Extremists Believed to Target California Police for Death

Extremist Crimes

Authorities are investigating whether white supremacists orchestrated several potentially fatal attacks on police officers in the Southern California city of Hemet.

Some 200 federal, state and local police searched three dozen locations and arrested 23 people in an April 20 raid aimed at identifying the crimes' perpetrators. Those in police custody have been charged with various felonies and misdemeanors, many of them related to weapons, drugs and stolen property.

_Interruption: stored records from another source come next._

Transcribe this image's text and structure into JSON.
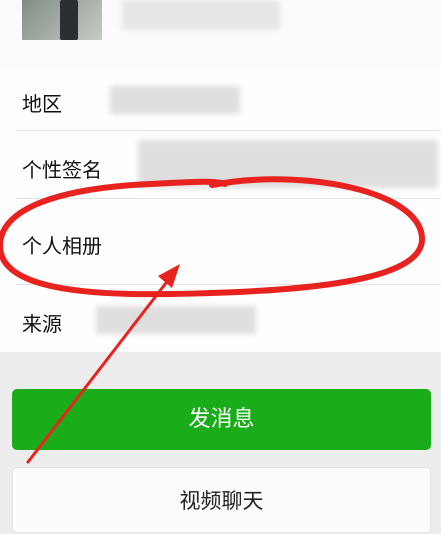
{
  "profile": {
    "rows": [
      {
        "label": "地区"
      },
      {
        "label": "个性签名"
      },
      {
        "label": "个人相册"
      },
      {
        "label": "来源"
      }
    ]
  },
  "actions": {
    "send_message": "发消息",
    "video_call": "视频聊天"
  },
  "colors": {
    "primary_button": "#1aad19",
    "annotation": "#e8231f",
    "background": "#ededed"
  }
}
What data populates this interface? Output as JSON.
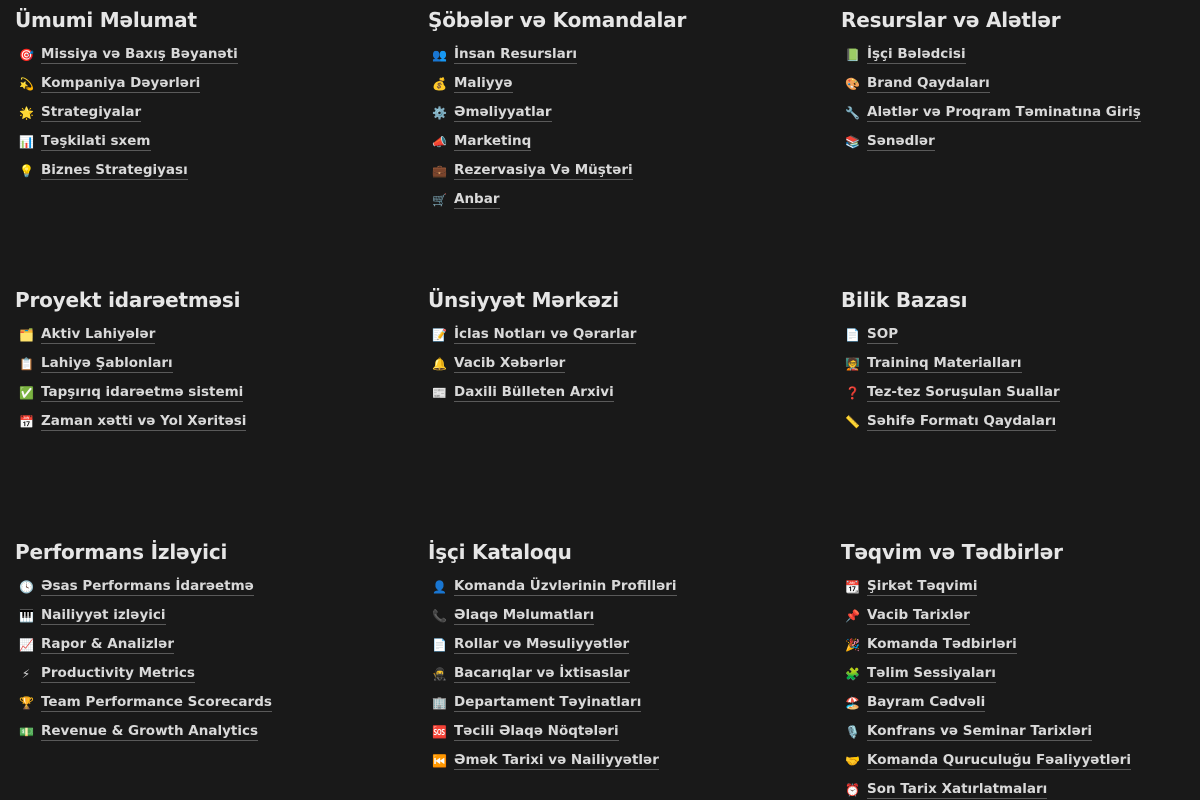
{
  "sections": [
    {
      "title": "Ümumi Məlumat",
      "items": [
        {
          "emoji": "🎯",
          "icon": "target-icon",
          "label": "Missiya və Baxış Bəyanəti"
        },
        {
          "emoji": "💫",
          "icon": "dizzy-star-icon",
          "label": "Kompaniya Dəyərləri"
        },
        {
          "emoji": "🌟",
          "icon": "glowing-star-icon",
          "label": "Strategiyalar"
        },
        {
          "emoji": "📊",
          "icon": "bar-chart-icon",
          "label": "Təşkilati sxem"
        },
        {
          "emoji": "💡",
          "icon": "light-bulb-icon",
          "label": "Biznes Strategiyası"
        }
      ]
    },
    {
      "title": "Şöbələr və Komandalar",
      "items": [
        {
          "emoji": "👥",
          "icon": "people-icon",
          "label": "İnsan Resursları"
        },
        {
          "emoji": "💰",
          "icon": "money-bag-icon",
          "label": "Maliyyə"
        },
        {
          "emoji": "⚙️",
          "icon": "gear-icon",
          "label": "Əməliyyatlar"
        },
        {
          "emoji": "📣",
          "icon": "megaphone-icon",
          "label": "Marketinq"
        },
        {
          "emoji": "💼",
          "icon": "briefcase-icon",
          "label": "Rezervasiya Və Müştəri"
        },
        {
          "emoji": "🛒",
          "icon": "cart-icon",
          "label": "Anbar"
        }
      ]
    },
    {
      "title": "Resurslar və Alətlər",
      "items": [
        {
          "emoji": "📗",
          "icon": "green-book-icon",
          "label": "İşçi Bələdcisi"
        },
        {
          "emoji": "🎨",
          "icon": "palette-icon",
          "label": "Brand Qaydaları"
        },
        {
          "emoji": "🔧",
          "icon": "wrench-icon",
          "label": "Alətlər və Proqram Təminatına Giriş"
        },
        {
          "emoji": "📚",
          "icon": "books-icon",
          "label": "Sənədlər"
        }
      ]
    },
    {
      "title": "Proyekt idarəetməsi",
      "items": [
        {
          "emoji": "🗂️",
          "icon": "folder-icon",
          "label": "Aktiv Lahiyələr"
        },
        {
          "emoji": "📋",
          "icon": "clipboard-icon",
          "label": "Lahiyə Şablonları"
        },
        {
          "emoji": "✅",
          "icon": "check-mark-icon",
          "label": "Tapşırıq idarəetmə sistemi"
        },
        {
          "emoji": "📅",
          "icon": "calendar-icon",
          "label": "Zaman xətti və Yol Xəritəsi"
        }
      ]
    },
    {
      "title": "Ünsiyyət Mərkəzi",
      "items": [
        {
          "emoji": "📝",
          "icon": "memo-icon",
          "label": "İclas Notları və Qərarlar"
        },
        {
          "emoji": "🔔",
          "icon": "bell-icon",
          "label": "Vacib Xəbərlər"
        },
        {
          "emoji": "📰",
          "icon": "newspaper-icon",
          "label": "Daxili Bülleten Arxivi"
        }
      ]
    },
    {
      "title": "Bilik Bazası",
      "items": [
        {
          "emoji": "📄",
          "icon": "document-icon",
          "label": "SOP"
        },
        {
          "emoji": "🧑‍🏫",
          "icon": "teacher-icon",
          "label": "Traininq Materialları"
        },
        {
          "emoji": "❓",
          "icon": "question-mark-icon",
          "label": "Tez-tez Soruşulan Suallar"
        },
        {
          "emoji": "📏",
          "icon": "ruler-icon",
          "label": "Səhifə Formatı Qaydaları"
        }
      ]
    },
    {
      "title": "Performans İzləyici",
      "items": [
        {
          "emoji": "🕓",
          "icon": "clock-icon",
          "label": "Əsas Performans İdarəetmə"
        },
        {
          "emoji": "🎹",
          "icon": "keyboard-icon",
          "label": "Nailiyyət izləyici"
        },
        {
          "emoji": "📈",
          "icon": "chart-increasing-icon",
          "label": "Rapor & Analizlər"
        },
        {
          "emoji": "⚡",
          "icon": "lightning-icon",
          "label": "Productivity Metrics"
        },
        {
          "emoji": "🏆",
          "icon": "trophy-icon",
          "label": "Team Performance Scorecards"
        },
        {
          "emoji": "💵",
          "icon": "dollar-banknote-icon",
          "label": "Revenue & Growth Analytics"
        }
      ]
    },
    {
      "title": "İşçi Kataloqu",
      "items": [
        {
          "emoji": "👤",
          "icon": "person-icon",
          "label": "Komanda Üzvlərinin Profilləri"
        },
        {
          "emoji": "📞",
          "icon": "telephone-icon",
          "label": "Əlaqə Məlumatları"
        },
        {
          "emoji": "📄",
          "icon": "document-icon",
          "label": "Rollar və Məsuliyyətlər"
        },
        {
          "emoji": "🥷",
          "icon": "ninja-icon",
          "label": "Bacarıqlar və İxtisaslar"
        },
        {
          "emoji": "🏢",
          "icon": "office-building-icon",
          "label": "Departament Təyinatları"
        },
        {
          "emoji": "🆘",
          "icon": "sos-icon",
          "label": "Təcili Əlaqə Nöqtələri"
        },
        {
          "emoji": "⏮️",
          "icon": "rewind-icon",
          "label": "Əmək Tarixi və Nailiyyətlər"
        }
      ]
    },
    {
      "title": "Təqvim və Tədbirlər",
      "items": [
        {
          "emoji": "📆",
          "icon": "calendar-icon",
          "label": "Şirkət Təqvimi"
        },
        {
          "emoji": "📌",
          "icon": "pushpin-icon",
          "label": "Vacib Tarixlər"
        },
        {
          "emoji": "🎉",
          "icon": "party-popper-icon",
          "label": "Komanda Tədbirləri"
        },
        {
          "emoji": "🧩",
          "icon": "puzzle-icon",
          "label": "Təlim Sessiyaları"
        },
        {
          "emoji": "🏖️",
          "icon": "beach-umbrella-icon",
          "label": "Bayram Cədvəli"
        },
        {
          "emoji": "🎙️",
          "icon": "microphone-icon",
          "label": "Konfrans və Seminar Tarixləri"
        },
        {
          "emoji": "🤝",
          "icon": "handshake-icon",
          "label": "Komanda Quruculuğu Fəaliyyətləri"
        },
        {
          "emoji": "⏰",
          "icon": "alarm-clock-icon",
          "label": "Son Tarix Xatırlatmaları"
        }
      ]
    }
  ]
}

As of press time, none of the charges were directly connected to the attempted murders of the police officers, though authorities say they're hopeful that the mass arrests will help them find those responsible.

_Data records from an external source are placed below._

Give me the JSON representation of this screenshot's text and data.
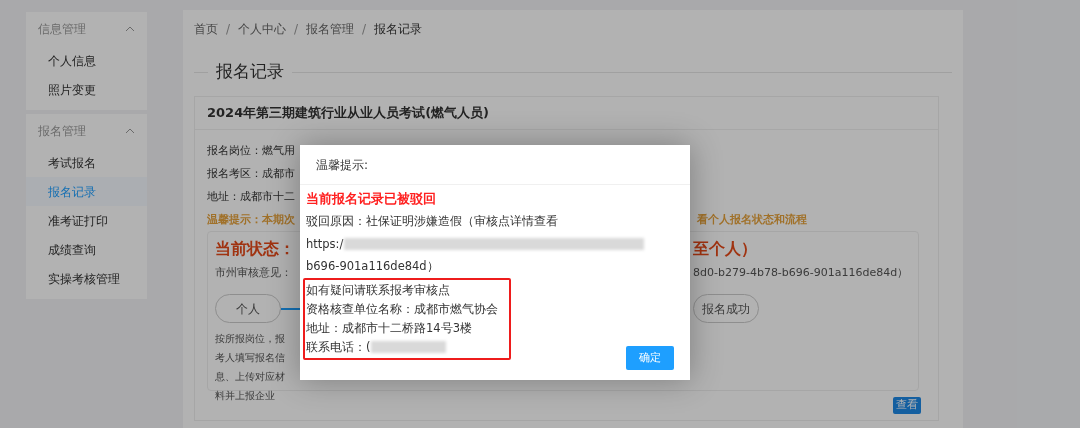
{
  "sidebar": {
    "groups": [
      {
        "title": "信息管理",
        "expanded": true,
        "items": [
          {
            "label": "个人信息",
            "selected": false
          },
          {
            "label": "照片变更",
            "selected": false
          }
        ]
      },
      {
        "title": "报名管理",
        "expanded": true,
        "items": [
          {
            "label": "考试报名",
            "selected": false
          },
          {
            "label": "报名记录",
            "selected": true
          },
          {
            "label": "准考证打印",
            "selected": false
          },
          {
            "label": "成绩查询",
            "selected": false
          },
          {
            "label": "实操考核管理",
            "selected": false
          }
        ]
      }
    ]
  },
  "breadcrumb": [
    "首页",
    "个人中心",
    "报名管理",
    "报名记录"
  ],
  "breadcrumb_separator": "/",
  "section_title": "报名记录",
  "record": {
    "title": "2024年第三期建筑行业从业人员考试(燃气人员)",
    "left_lines": [
      "报名岗位：燃气用",
      "报名考区：成都市",
      "地址：成都市十二"
    ],
    "tip_left": "温馨提示：本期次",
    "tip_right": "看个人报名状态和流程",
    "status_left": "当前状态：",
    "status_right": "至个人）",
    "opinion_left": "市州审核意见：",
    "opinion_right": "8d0-b279-4b78-b696-901a116de84d）",
    "steps": [
      {
        "label": "个人",
        "description": "按所报岗位，报考人填写报名信息、上传对应材料并上报企业"
      },
      {
        "label": "报名成功"
      }
    ],
    "view_button": "查看"
  },
  "dialog": {
    "title": "温馨提示:",
    "heading": "当前报名记录已被驳回",
    "reason": "驳回原因：社保证明涉嫌造假（审核点详情查看",
    "url_start": "https:/",
    "url_end": "b696-901a116de84d）",
    "highlight_lines": [
      "如有疑问请联系报考审核点",
      "资格核查单位名称：成都市燃气协会",
      "地址：成都市十二桥路14号3楼"
    ],
    "phone_label": "联系电话：(",
    "confirm": "确定"
  }
}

The Hemet-San Jacinto Gang Task Force was first targeted in December, when someone redirected a rooftop gas line into the task force building, filling it with natural gas that could have caused a major explosion. In February, a bullet fired from a booby trap device narrowly missed an officer as he opened the security gate at the task force building.

In March, a task force officer who had pulled into the parking lot of a convenience store discovered what he suspected was a "dangerous device" attached to his police vehicle. Hemet police officers who responded to his call had to evacuate the convenience store and nearby businesses and close blocks of city street. Investigators determined that the device had been attached to the vehicle before the officer stopped at the convenience store and that it would have injured or killed the officer if it had functioned as intended.

No one was hurt in the attacks. Riverside County is offering a $200,000 reward for information leading to the conviction of those who carried out the crimes against the task force, which is made up of officers from the Hemet Police Department, the Riverside County Sheriff's Department, the Riverside County District Attorney's Office, and the Riverside County Probation Department.

Hemet is located in the region of California known as the Inland Empire, which, as the Intelligence Report documented in 2005, became a hotbed of white supremacist activity as large numbers of minorities moved into an area once dominated by whites. Four members of the COORS (Comrades of Our Racist Struggle) Family Skinheads were expected to stand trial in May on attempted murder charges for viciously attacking a Latino man in November 2008. And last spring, seven members of the Inland Empire Skinheads were arrested on various charges, including assault with a deadly weapon and home invasion robbery. One of the skinheads, who was pregnant when she was arrested on April 20, 2009, tried to induce labor so her baby would be born on Hitler's birthday.